United States: In a major development, a so called “wonder drug” has been formed where it alleviates major depression within a span of a mere few hours, offering new hope when the traditional ways take many months or days to bring an apparent output.
The experts at the University at Buffalo (UB) have pinpointed the specific binding site of low-dose ketamine, providing critical insights into how the drug works in the brain.
Further Insights on the Discovery
A recent publication in Molecular Psychiatry detailing UB’s findings could help researchers better understand how depression originates in the brain. Additionally, it may accelerate research into using ketamine or similar drugs to treat other neurological disorders.
Ketamine: A Life-Saving Medication
Originally formed as a medication to work as an anesthetic, ketamine has now been generally used in low doses since 2000 to have a fast impact in offering treatment for severe depression and suicidal thoughts.
Gabriela K. Popescu, Ph.D., senior author of the study and professor of biochemistry at UB’s Jacobs School of Medicine, explained, “Because of its fast and long-lasting effects, low-dose ketamine has proven to be a literal lifesaver,” as reported by Medical Xpress.
Unlike conventional antidepressants, which often take months to take effect, ketamine works within hours. This is especially important for patients at risk of suicide, as the delay in traditional treatments can be dangerous. Ketamine’s effects can last from three to seven days.
How Did Experts Arrive at This Conclusion?
Since its publication at the beginning of the 2000s, there are now ‘ketamine clinics’ in various cities where the drug is administered through an intravenous drip to treat depression.
However, how Ketamine reached such a powerful anti-depressive effect so promptly remained observed only by signs of its molecular level action.
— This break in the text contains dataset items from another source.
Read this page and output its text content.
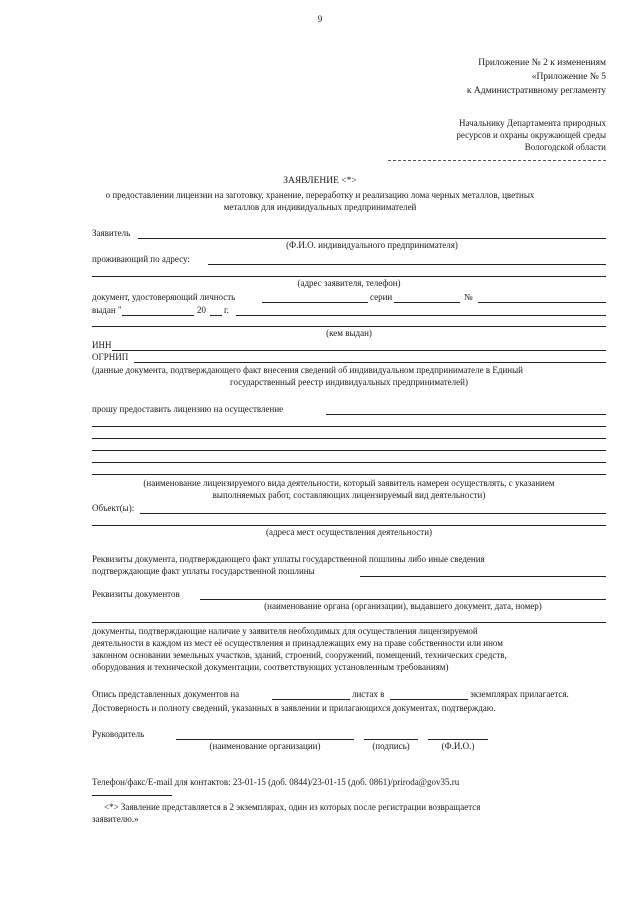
9
Приложение № 2 к изменениям
«Приложение № 5
к Административному регламенту
Начальнику Департамента природных
ресурсов и охраны окружающей среды
Вологодской области
ЗАЯВЛЕНИЕ <*>
о предоставлении лицензии на заготовку, хранение, переработку и реализацию лома черных металлов, цветных
металлов для индивидуальных предпринимателей
Заявитель
(Ф.И.О. индивидуального предпринимателя)
проживающий по адресу:
(адрес заявителя, телефон)
документ, удостоверяющий личность	серии	№
выдан "	20 г.
(кем выдан)
ИНН
ОГРНИП
(данные документа, подтверждающего факт внесения сведений об индивидуальном предпринимателе в Единый
государственный реестр индивидуальных предпринимателей)
прошу предоставить лицензию на осуществление
(наименование лицензируемого вида деятельности, который заявитель намерен осуществлять, с указанием
выполняемых работ, составляющих лицензируемый вид деятельности)
Объект(ы):
(адреса мест осуществления деятельности)
Реквизиты документа, подтверждающего факт уплаты государственной пошлины либо иные сведения
подтверждающие факт уплаты государственной пошлины
Реквизиты документов
(наименование органа (организации), выдавшего документ, дата, номер)
документы, подтверждающие наличие у заявителя необходимых для осуществления лицензируемой
деятельности в каждом из мест её осуществления и принадлежащих ему на праве собственности или ином
законном основании земельных участков, зданий, строений, сооружений, помещений, технических средств,
оборудования и технической документации, соответствующих установленным требованиям)
Опись представленных документов на	листах в	экземплярах прилагается.
Достоверность и полноту сведений, указанных в заявлении и прилагающихся документах, подтверждаю.
Руководитель
(наименование организации)	(подпись)	(Ф.И.О.)
Телефон/факс/E-mail для контактов: 23-01-15 (доб. 0844)/23-01-15 (доб. 0861)/priroda@gov35.ru
<*> Заявление представляется в 2 экземплярах, один из которых после регистрации возвращается
заявителю.»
It is valuable not only in regard to Ketamine specifically but also with regard to similar drugs and getting the most out of them.
Ketamine acts on a category of neurotransmitter receptors referred to as N-methyl-D-aspartate (NMDA) receptors, medicalxpress.com reported.
Popescu possesses extensive knowledge of how these receptors create electrical impulses that are essential in cognition, learning, and memory and how these impulses go wrong to cause psychiatric conditions.
“We demonstrate in this article how ketamine at very low concentrations can affect the activity of only select populations of NMDA receptors,” Popescu added.